Politicians from the White House to the courthouse were often surrounded by
corruption and scandal, while the actual problems afflicting industrializing
America festered beneath the surface.
The popular war hero Grant was a poor politician
and his administration was rife with corruption. Despite occasional futile
reform efforts, politics in the Gilded Age was monopolized by the two patronage-fattened
parties, which competed vigorously for spoils while essentially agreeing on
most national policies. Cultural differences, different constituencies, and
deeply felt local issues fueled intense party competition and unprecedented
voter participation. Periodic complaints by Mugwump reformers
and soft-money advocates failed to make much of a dent on politics.

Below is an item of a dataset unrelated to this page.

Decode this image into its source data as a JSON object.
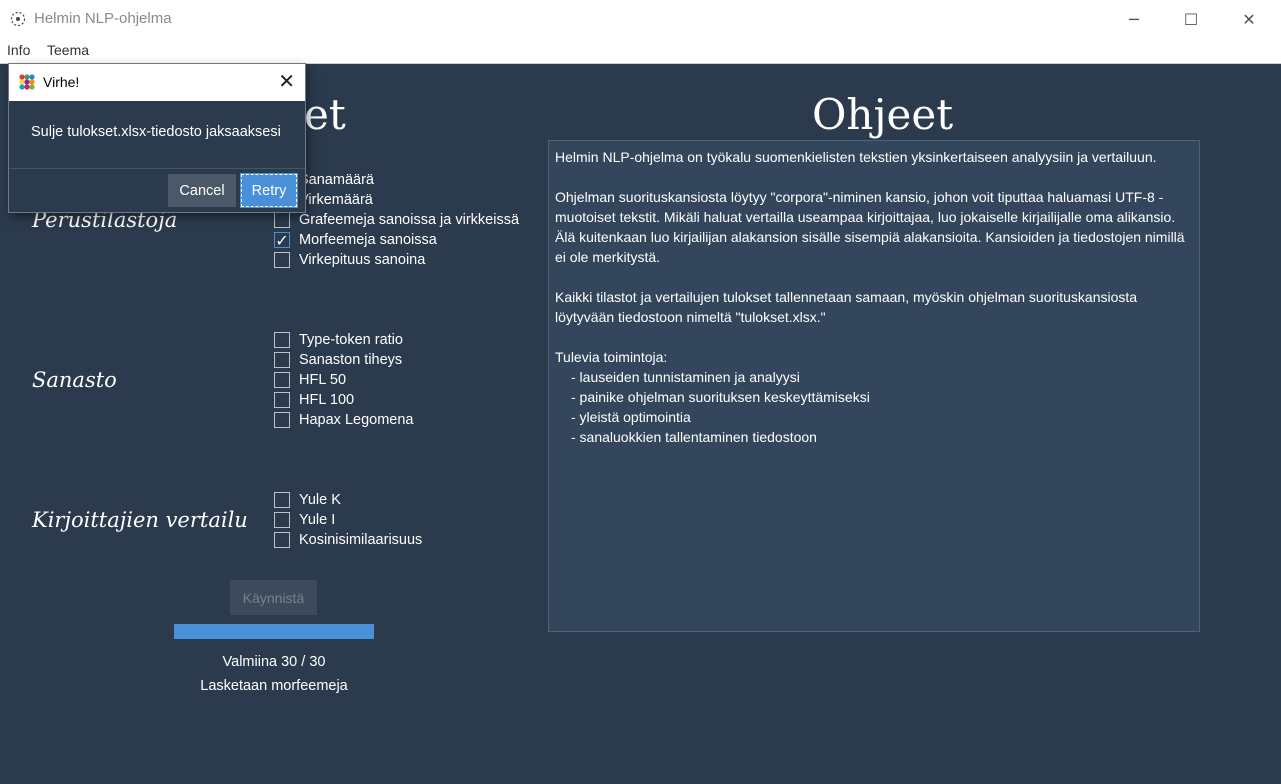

The deadlocked contested 1876 election led to
the sectional Compromise of 1877, which put an end to Reconstruction. An oppressive
system of tenant farming and racial supremacy and segregation was thereafter
fastened on the South, enforced by sometimes lethal violence. Racial prejudice
against Chinese immigrants was also linked with labor unrest in the 1870s
Garfields assassination by a disappointed
office seeker spurred the beginnings of civil-service reform, which made politics
more dependent on big business. Cleveland, the first Democratic president
since the Civil War, made a lower tariff the first real issue in national
politics for some time. But his mild reform efforts were eclipsed by a major
economic depression that began in 1893, a crisis that deepened the growing
outcry from suffering farmers and workers against a government and economic
system that seemed biased toward big business and the wealthy.